On the client-side, I receive an EntityConfigurationException with a message of:

"Entity: com.terracottatech.store.client.VoltronDatasetEntity:Dataset-address lifecycle exception: Entity: com.terracottatech.store.client.VoltronDatasetEntity:Dataset-address lifecycle exception: Entity: com.terracottatech.store.client.VoltronDatasetEntity:Dataset-address lifecycle exception: org.terracotta.entity.ConfigurationException: Unknown offheap resource: unknown-offheap-resource-name".

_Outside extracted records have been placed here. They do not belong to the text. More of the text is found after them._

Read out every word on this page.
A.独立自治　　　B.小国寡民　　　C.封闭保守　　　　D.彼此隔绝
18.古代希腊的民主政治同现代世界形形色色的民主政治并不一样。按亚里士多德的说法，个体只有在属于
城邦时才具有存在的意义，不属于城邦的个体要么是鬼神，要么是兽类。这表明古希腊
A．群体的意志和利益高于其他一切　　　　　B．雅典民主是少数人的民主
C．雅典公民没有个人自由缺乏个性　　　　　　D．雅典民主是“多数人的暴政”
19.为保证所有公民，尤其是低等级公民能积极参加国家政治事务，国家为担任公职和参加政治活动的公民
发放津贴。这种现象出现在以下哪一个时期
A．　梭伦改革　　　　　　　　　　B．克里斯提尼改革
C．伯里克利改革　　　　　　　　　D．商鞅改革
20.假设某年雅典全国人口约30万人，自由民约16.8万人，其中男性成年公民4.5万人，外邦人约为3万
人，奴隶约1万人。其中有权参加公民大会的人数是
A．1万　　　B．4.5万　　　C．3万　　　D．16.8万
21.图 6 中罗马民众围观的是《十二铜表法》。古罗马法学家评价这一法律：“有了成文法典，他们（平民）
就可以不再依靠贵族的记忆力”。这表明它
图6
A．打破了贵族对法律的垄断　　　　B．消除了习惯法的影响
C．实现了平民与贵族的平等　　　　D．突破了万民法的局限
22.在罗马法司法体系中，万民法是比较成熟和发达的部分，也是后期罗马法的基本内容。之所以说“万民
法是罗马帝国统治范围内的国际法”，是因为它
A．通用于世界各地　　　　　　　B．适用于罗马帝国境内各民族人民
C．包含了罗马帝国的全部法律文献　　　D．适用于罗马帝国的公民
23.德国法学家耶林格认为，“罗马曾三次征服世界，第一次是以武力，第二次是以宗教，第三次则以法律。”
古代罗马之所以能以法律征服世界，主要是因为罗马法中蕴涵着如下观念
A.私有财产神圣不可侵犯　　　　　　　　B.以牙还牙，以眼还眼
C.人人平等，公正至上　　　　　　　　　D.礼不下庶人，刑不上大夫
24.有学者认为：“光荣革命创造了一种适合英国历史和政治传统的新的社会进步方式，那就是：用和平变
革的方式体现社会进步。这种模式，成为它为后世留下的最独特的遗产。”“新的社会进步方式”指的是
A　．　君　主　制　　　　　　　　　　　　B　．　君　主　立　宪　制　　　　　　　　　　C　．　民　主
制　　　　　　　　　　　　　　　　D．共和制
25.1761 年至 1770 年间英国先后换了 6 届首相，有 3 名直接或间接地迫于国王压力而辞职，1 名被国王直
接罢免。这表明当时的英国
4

And the stack of causes in the EntityConfigurationException was as follows:

EntityConfigurationException
  -> EntityConfigurationException
    -> EntityConfigurationException
      -> ServerSideExceptionWrapper (representing the ConfigurationException)
        -> ServerSideExceptionWrapper (representing the StorageFactoryException exception)

So, to get my original message, I have to call e.getCause().getCause().getCause().getMessage(). This is too nested. Additionally, the message that I get has an extra prefix of "org.terracotta.entity.ConfigurationException: " which I do not want.

I should be able to get the original message of my exception by calling something well defined such as getMessage() or getCause().getMessage(). Note that I had ensured that the ConfigurationException that I threw had the message as I wanted it.